TCS Daily

Land of the Falling Sun

By Christopher Lingle - July 6, 2005 12:00 AM

Japan's economic growth since 2002 has been 5.5 trillion yen, or 1.1 percent of GDP.

While this marks a sharp turnaround from a nominal decline of 23 trillion yen from 1997 to 2002, this tepid performance is a far cry from the glory years when Japan's economy was expected to overtake the U.S.economy. Unemployment rates remain not far from record highs while industrial production has been all over the map.

Although the underperformance of Japan's economy is worrying, too many analysts mistakenly focus upon deflation as the principal problem.

Japan has been hit by seven consecutive years of falling prices. As of the end of March 2005, the core consumer price index fell by only 0.2 percent, versus 0.8 percent the previous two years. There's also been a massive decline in the value of assets held as collateral by banks, with the average index for land prices in the largest cities well down from the second half of 1990.

Many thus see aggressive expansion of fiscal and monetary policies as the best response to get prices going up again. These economists and observers fret that declining prices are inducing people to spend less as they await lower prices tomorrow. This along with a drop in business investment is interpreted to cause an economic slowdown.

To jumpstart Japan's economy, they would encourage inflationary expectations hoping it will boost household spending as people try to get ahead of rising prices.

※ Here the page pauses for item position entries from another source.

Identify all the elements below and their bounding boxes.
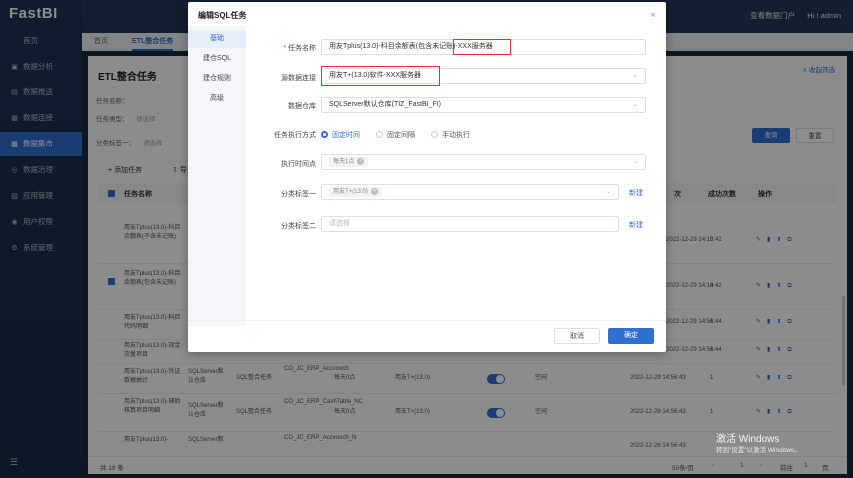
exec-time-select[interactable]: 每天1点 × ⌄	[321, 154, 646, 170]
close-icon[interactable]: ×	[650, 10, 656, 21]
radio-fixed-interval[interactable]: 固定间隔	[376, 130, 415, 140]
tag-remove-icon[interactable]: ×	[370, 187, 378, 195]
task-name-label: * 任务名称	[283, 45, 316, 52]
tag-remove-icon[interactable]: ×	[357, 157, 365, 165]
windows-watermark-sub: 转到"设置"以激活 Windows。	[716, 447, 801, 454]
dialog-footer: 取消 确定	[188, 320, 666, 352]
dialog-nav: 基础 建仓SQL 建仓规则 高级	[188, 26, 246, 326]
tag2-label: 分类标签二	[281, 223, 316, 230]
chevron-down-icon: ⌄	[632, 73, 638, 79]
source-highlight	[321, 66, 440, 86]
tag1-chip: 用友T+(13.0) ×	[329, 187, 382, 197]
tag1-label: 分类标签一	[281, 191, 316, 198]
tag2-new-link[interactable]: 新建	[629, 220, 643, 230]
chevron-down-icon: ⌄	[632, 102, 638, 108]
tag1-select[interactable]: 用友T+(13.0) × ⌄	[321, 184, 619, 200]
task-name-highlight	[453, 39, 511, 55]
dialog-title: 编辑SQL任务	[198, 11, 247, 20]
confirm-button[interactable]: 确定	[608, 328, 654, 344]
tag1-new-link[interactable]: 新建	[629, 188, 643, 198]
warehouse-label: 数据仓库	[288, 103, 316, 110]
tag2-select[interactable]: 请选择	[321, 216, 619, 232]
cancel-button[interactable]: 取消	[554, 328, 600, 344]
chevron-down-icon: ⌄	[632, 159, 638, 165]
exec-time-label: 执行时间点	[281, 161, 316, 168]
windows-watermark: 激活 Windows	[716, 434, 780, 445]
exec-method-label: 任务执行方式	[274, 132, 316, 139]
exec-time-tag: 每天1点 ×	[329, 157, 369, 167]
warehouse-select[interactable]: SQLServer默认仓库(TIZ_FastBI_FI) ⌄	[321, 97, 646, 113]
chevron-down-icon: ⌄	[605, 189, 611, 195]
edit-sql-task-dialog: 编辑SQL任务 × 基础 建仓SQL 建仓规则 高级 * 任务名称 用友Tplus…	[188, 2, 666, 352]
radio-fixed-time[interactable]: 固定时间	[321, 130, 360, 140]
source-label: 源数据连接	[281, 75, 316, 82]
radio-manual[interactable]: 手动执行	[431, 130, 470, 140]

But falling prices are not all bad nor should they be confused with deflation. Indeed, falling prices are an enduring and redemptive element of free market economies. Throughout history, industrialized market economies have experienced persistent declines in general prices.

Like inflation, deflation is a monetary phenomenon.

Price declines can occur due to a combination of competition, increased capital accumulation and improved technology that lead to expansions in the amounts of goods. Declining prices lead to increased purchasing power of money, and since more goods can be produced for sale at prices that more people can afford, people are wealthier. A vivid recent example is the dramatic fall in prices of computers, mobile phones and other electronic goods. Similarly, real prices of most important raw materials have been declining since the beginning of the Industrial Revolution.

It is peculiar for analysts to depict an expansion in real wealth from falling prices as the cause for consumers to delay purchases that keeps Japan's economy depressed, especially as many of the same commentators suggested that increased purchasing power, a so-called wealth effect, was sparked by the defunct dot-com bubble in the United States.

Besides, the decline in prices in Japan is a consequence and not the cause of its current economic malaise.

Japan's problem of sluggish growth was caused by the government following monetary and fiscal policies in earlier decades that created an illusion of boom. In short, the cause was its following the kinds of policies being pushed to solve the solve the current malaise. Most historical cases of booms and busts begin with loose monetary policies.

Booms inevitably end for at least two reasons.

First, as businesses try to acquire more funds to maintain their production, higher interest rates put a squeeze on profitability, especially for producers of capital goods. This tends to be accompanied by rising inventories and followed by reduced manufacturing production.

Secondly, loose monetary policies eventually lead to price instability that induces central bankers to tighten monetary policy. This eliminates funds for various activities that were started during the previous round of loose monetary policy.

Either way, it eventually becomes clear that the investment boom caused by increased availability of cheap credit can't be supported by economic reality. With spending based upon more bits of paper money in the system instead of fundamental changes in real purchasing power, industries find themselves burdened with excess productive capacity.

This is exactly what Japan experienced in the late 1980s when sharp declines in the demand for goods and services depressed prices.

Japan then tried the Keynesian nostrum of an expansive monetary and fiscal policies promoted to improve it's overall economic condition. Inter-bank call interest rate dropped from 8.22% in March 1991 to nearly zero with the average pace of monetary expansion over the past 10 years of 18.5%. Meanwhile, immense amounts of deficit spending have raised the ratio of public-sector debt to GDP to rise from 56% of GDP at the beginning of the 1990s to more than 140% without inducing a sustained increase in economic activity.

Ultimately, investment spending depends less on the general direction of prices than on whether profits can be earned. Entrepreneurs pursue prices that allow them to earn profits, even if that involves pushing them down relentlessly.

Japan's economy cannot escape from its malaise until all the inappropriate investments induced by loose monetary and fiscal policies are wrung out of it. There must be substantial gains in business activity supported by real fundamentals instead of a flurry of paper money and government IOUs for Japan's economic prospects to improve. But with many policy makers confused about the causes of declining prices, it is likely Japan will remain feeble or end up trying to cope with even more devastating effects of stagflation -- inflation without growth.

Christopher Lingle is Research Scholar at the Centre for Civil Society in New Delhi and Professor of Economics at Universidad Francisco Marroquin in Guatemala.